The present invention relates to the production of liquid hydrocarbons, and more particularly to the production of liquid hydrocarbons using various thermal methods.
The enhanced recovery of oil, and particularly heavy crude deposits, has increased during recent years as a result of decreasing reserves and increasing prices. These factors have increasingly made thermal recovery methods more and more economically attractive.
In thermal recovery processes using steam, two methods are primarily used. In the first, steam is injected into the formation for a period of time, after which the well is shut in and allowed to soak. Following the soaking period, the crude oil that accumulates in the well is produced, and the process is repeated. In the second method, the steam is used not only to heat the formation, but also to drive the crude toward a producing well. In both of these methods, the steam flows through perforations in the casing in the injection well, and it is thus highly desirable to know the injection profile of the steam entering the formation. That is, a steam injection/thermal recovery program is based upon a predetermined pattern (usually uniform) of steam entry into the formation. It is accordingly important to know whether or not the steam is entering as desired, and not bypassing one or more portions of the formation. It is also desirable to know the quality (liquid/vapor ratio) of the steam being injected into each portion of the formation, since this tremendously affects the amount of heat actually being transported into the formation and into the crude oil deposits therein.
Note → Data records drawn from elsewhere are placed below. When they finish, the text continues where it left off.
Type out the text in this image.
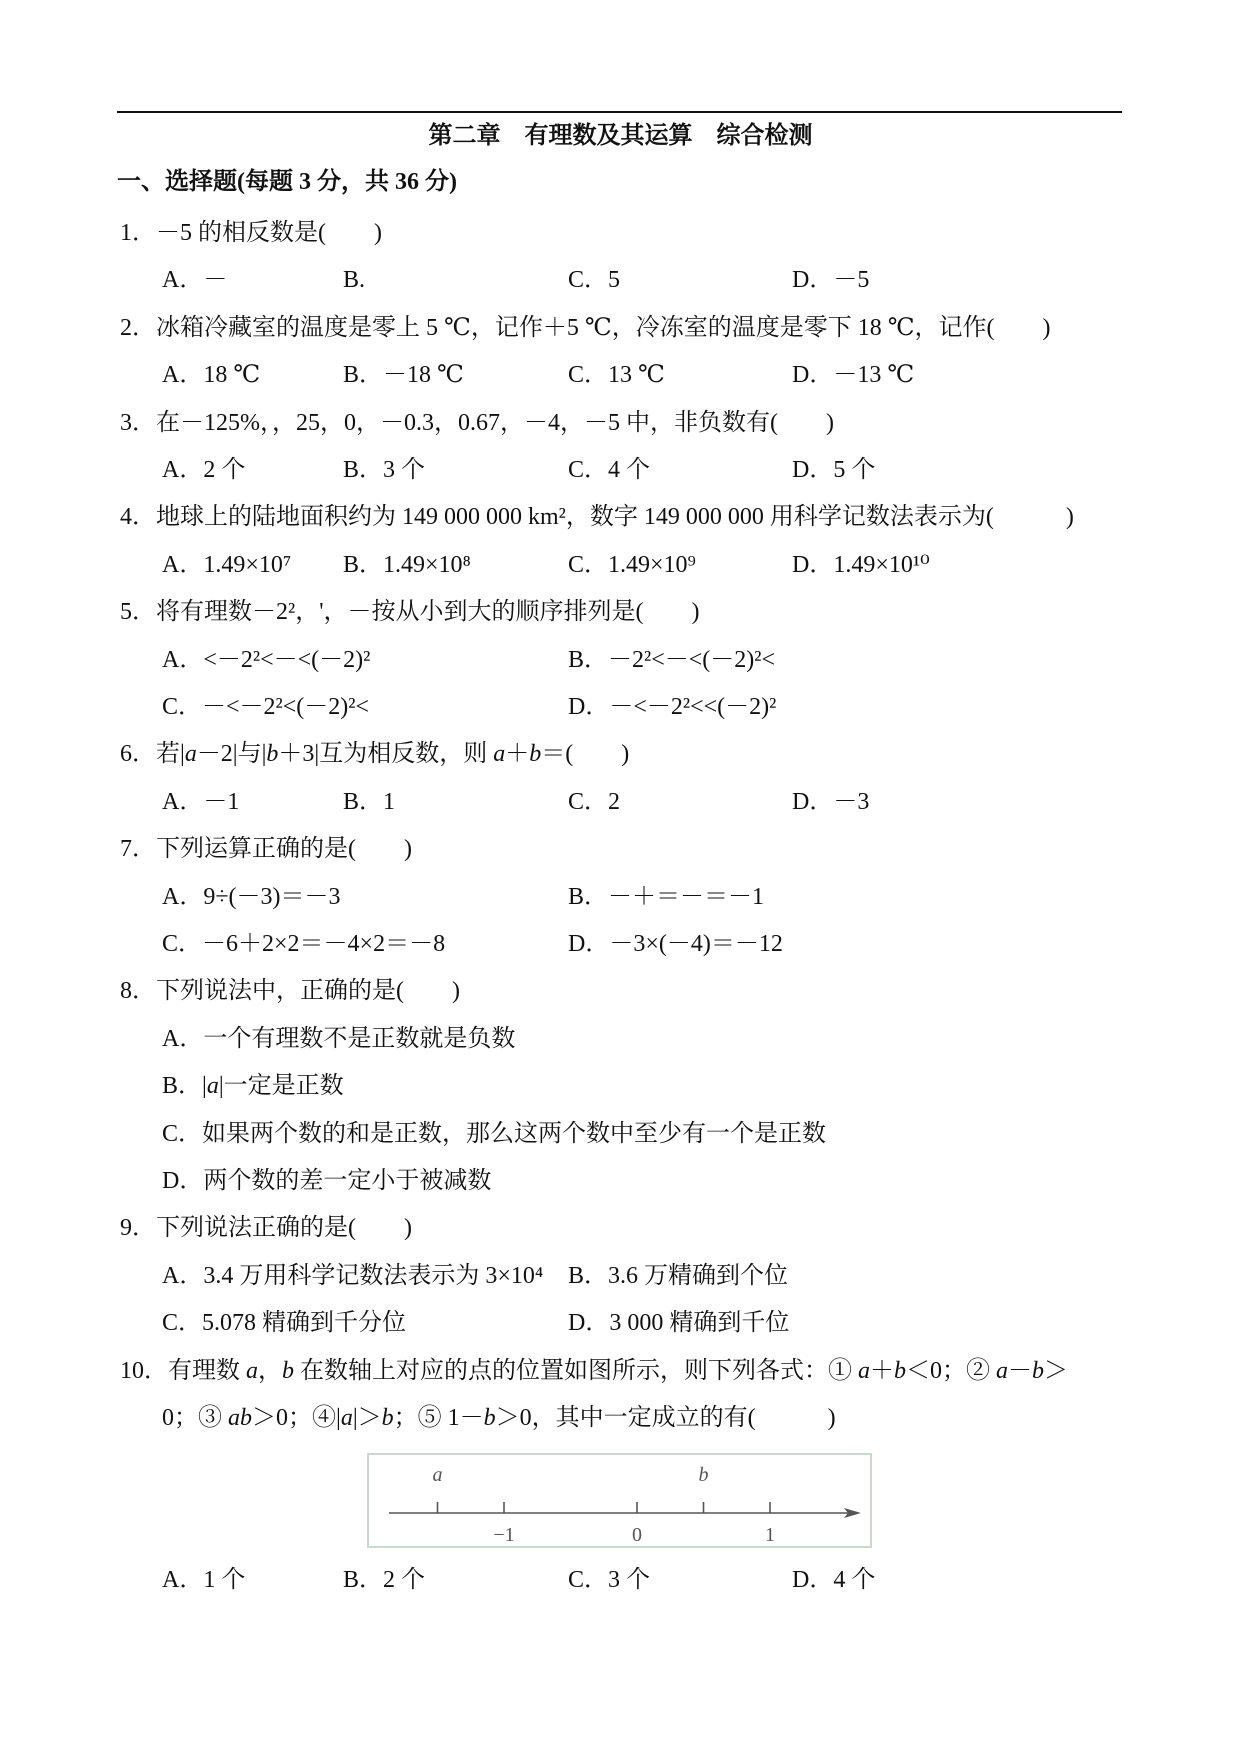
第二章　有理数及其运算　综合检测
一、选择题(每题 3 分，共 36 分)
1．－5 的相反数是(　　)
A．－	B.	C．5	D．－5
2．冰箱冷藏室的温度是零上 5 ℃，记作＋5 ℃，冷冻室的温度是零下 18 ℃，记作(　　)
A．18 ℃	B．－18 ℃	C．13 ℃	D．－13 ℃
3．在－125%，，25，0，－0.3，0.67，－4，－5 中，非负数有(　　)
A．2 个	B．3 个	C．4 个	D．5 个
4．地球上的陆地面积约为 149 000 000 km²，数字 149 000 000 用科学记数法表示为(　　　)
A．1.49×10⁷ B．1.49×10⁸	C．1.49×10⁹	D．1.49×10¹⁰
5．将有理数－2²，'，－按从小到大的顺序排列是(　　)
A．<－2²<－<(－2)²	B．－2²<－<(－2)²<
C．－<－2²<(－2)²<	D．－<－2²<<(－2)²
6．若|a－2|与|b＋3|互为相反数，则 a＋b＝(　　)
A．－1	B．1	C．2	D．－3
7．下列运算正确的是(　　)
A．9÷(－3)＝－3	B．－＋＝－＝－1
C．－6＋2×2＝－4×2＝－8	D．－3×(－4)＝－12
8．下列说法中，正确的是(　　)
A．一个有理数不是正数就是负数
B．|a|一定是正数
C．如果两个数的和是正数，那么这两个数中至少有一个是正数
D．两个数的差一定小于被减数
9．下列说法正确的是(　　)
A．3.4 万用科学记数法表示为 3×10⁴ B．3.6 万精确到个位
C．5.078 精确到千分位	D．3 000 精确到千位
10．有理数 a，b 在数轴上对应的点的位置如图所示，则下列各式：① a＋b＜0；② a－b＞
0；③ ab＞0；④|a|＞b；⑤ 1－b＞0，其中一定成立的有(　　　)
a
−1	0
b
1
A．1 个	B．2 个	C．3 个	D．4 个
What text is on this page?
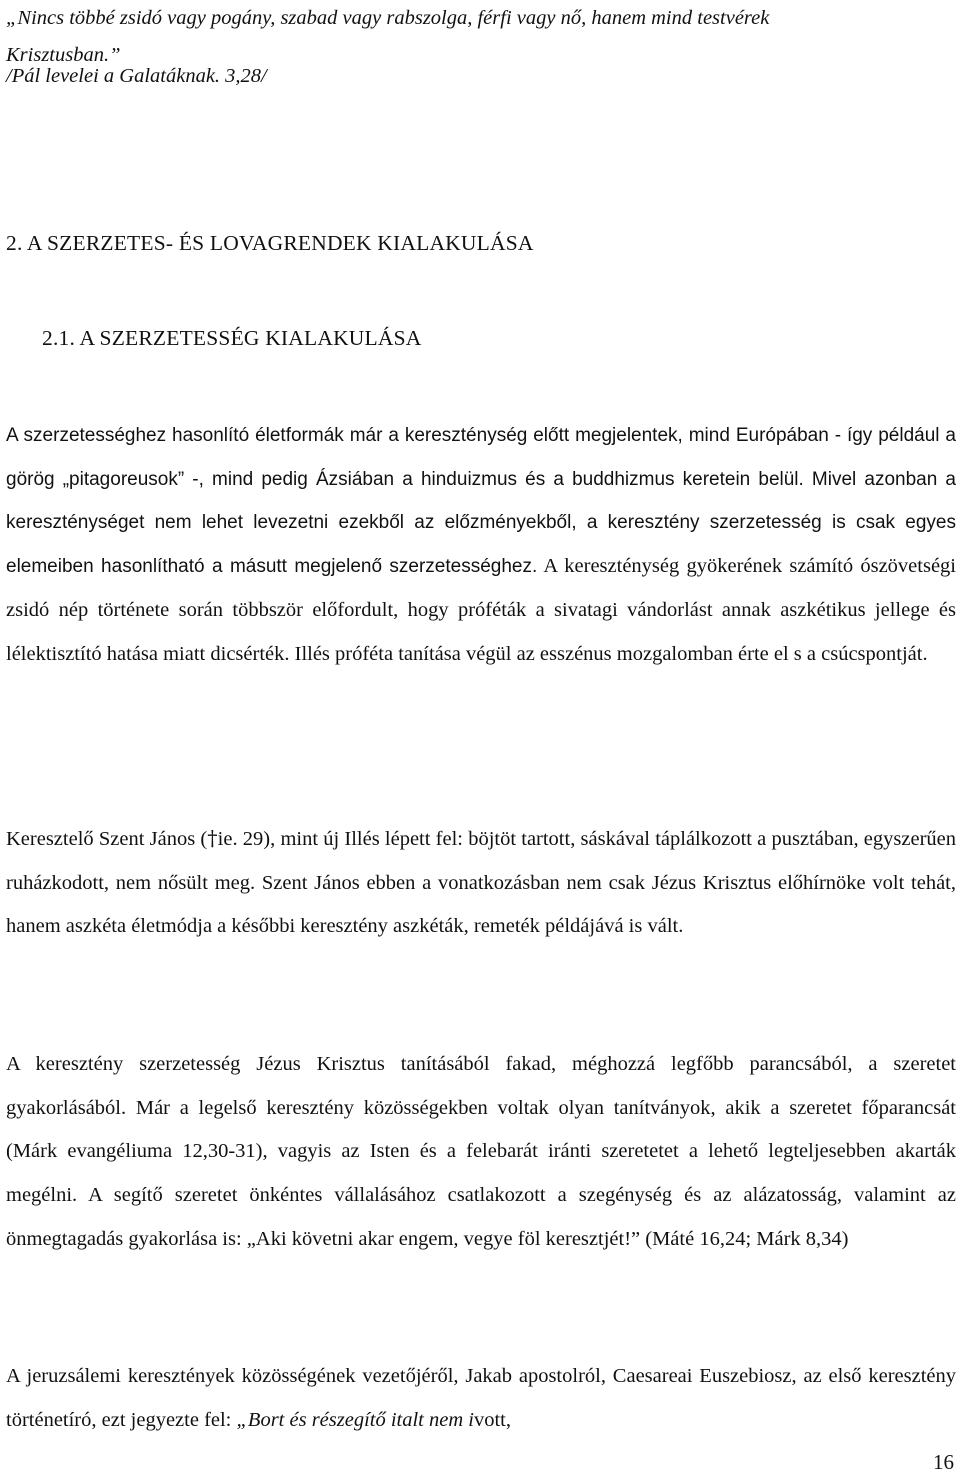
„Nincs többé zsidó vagy pogány, szabad vagy rabszolga, férfi vagy nő, hanem mind testvérek
Krisztusban.”
/Pál levelei a Galatáknak. 3,28/
2. A SZERZETES- ÉS LOVAGRENDEK KIALAKULÁSA
2.1. A SZERZETESSÉG KIALAKULÁSA
A szerzetességhez hasonlító életformák már a kereszténység előtt megjelentek, mind Európában - így például a görög „pitagoreusok” -, mind pedig Ázsiában a hinduizmus és a buddhizmus keretein belül. Mivel azonban a kereszténységet nem lehet levezetni ezekből az előzményekből, a keresztény szerzetesség is csak egyes elemeiben hasonlítható a másutt megjelenő szerzetességhez. A kereszténység gyökerének számító ószövetségi zsidó nép története során többször előfordult, hogy próféták a sivatagi vándorlást annak aszkétikus jellege és lélektisztító hatása miatt dicsérték. Illés próféta tanítása végül az esszénus mozgalomban érte el s a csúcspontját.
Keresztelő Szent János (†ie. 29), mint új Illés lépett fel: böjtöt tartott, sáskával táplálkozott a pusztában, egyszerűen ruházkodott, nem nősült meg. Szent János ebben a vonatkozásban nem csak Jézus Krisztus előhírnöke volt tehát, hanem aszkéta életmódja a későbbi keresztény aszkéták, remeték példájává is vált.
A keresztény szerzetesség Jézus Krisztus tanításából fakad, méghozzá legfőbb parancsából, a szeretet gyakorlásából. Már a legelső keresztény közösségekben voltak olyan tanítványok, akik a szeretet főparancsát (Márk evangéliuma 12,30-31), vagyis az Isten és a felebarát iránti szeretetet a lehető legteljesebben akarták megélni. A segítő szeretet önkéntes vállalásához csatlakozott a szegénység és az alázatosság, valamint az önmegtagadás gyakorlása is: „Aki követni akar engem, vegye föl keresztjét!” (Máté 16,24; Márk 8,34)
A jeruzsálemi keresztények közösségének vezetőjéről, Jakab apostolról, Caesareai Euszebiosz, az első keresztény történetíró, ezt jegyezte fel: „Bort és részegítő italt nem ivott,
16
In U.S. Pat. No. 4,581,926 (U.S. application Ser. No. 671,657, filed Nov. 15, 1984), mentioned above, a substantially improved method and apparatus are disclosed for downhole measurements of the quantity and quality of steam being injected into a well. When used with multiple perforation zones, that invention provides a direct means for determining the amount of thermal energy flowing into each zone. The invention thus represents a substantial improvement over prior art methods and apparatus. However, typical injection regimes involve multi-phase flow. That is, a mixture of steam (vapor) and steam condensate (liquid) at temperature-pressure equilibrium is flowing through the well toward and into the formation. This gas-liquid flow stream presents unique challenges from the standpoint of the actual phase distribution therein. That is, at any given location, particularly in wells which may be even slightly deviated, it is oftentimes not safe to infer homogeneity of the phases. Rather, it is entirely possible that the bulk of the liquid may be cascading down the wall of the well along one (usually the lower) side thereof.
In such a case, two problems become immediately apparent. First, a method and apparatus such as disclosed in the above-noted '926 patent ('657 application), which implicitly assumes a fairly homogeneous phase flow, may produce a consequent error. That is, because it intercepts a fractional part of the flow which is taken to fairly represent the whole, then to the extent that the flow is inhomogeneous, the amounts of each phase which are reported in toto may be affected accordingly. Secondly, a heavy wash of liquid across the perforations through which the steam is being injected will result in a much higher proportion of liquid being injected than would be anticipated assuming homogeneity of the phases. Since the heat content of the liquid phase is far less than the vapor phase, the heat injection profile which is calculated will be skewed to that extent.
A need therefore remains for an improved method and apparatus for measuring the steam liquid/vapor profile, particularly where that profile at any given point in the well may not be homogeneous.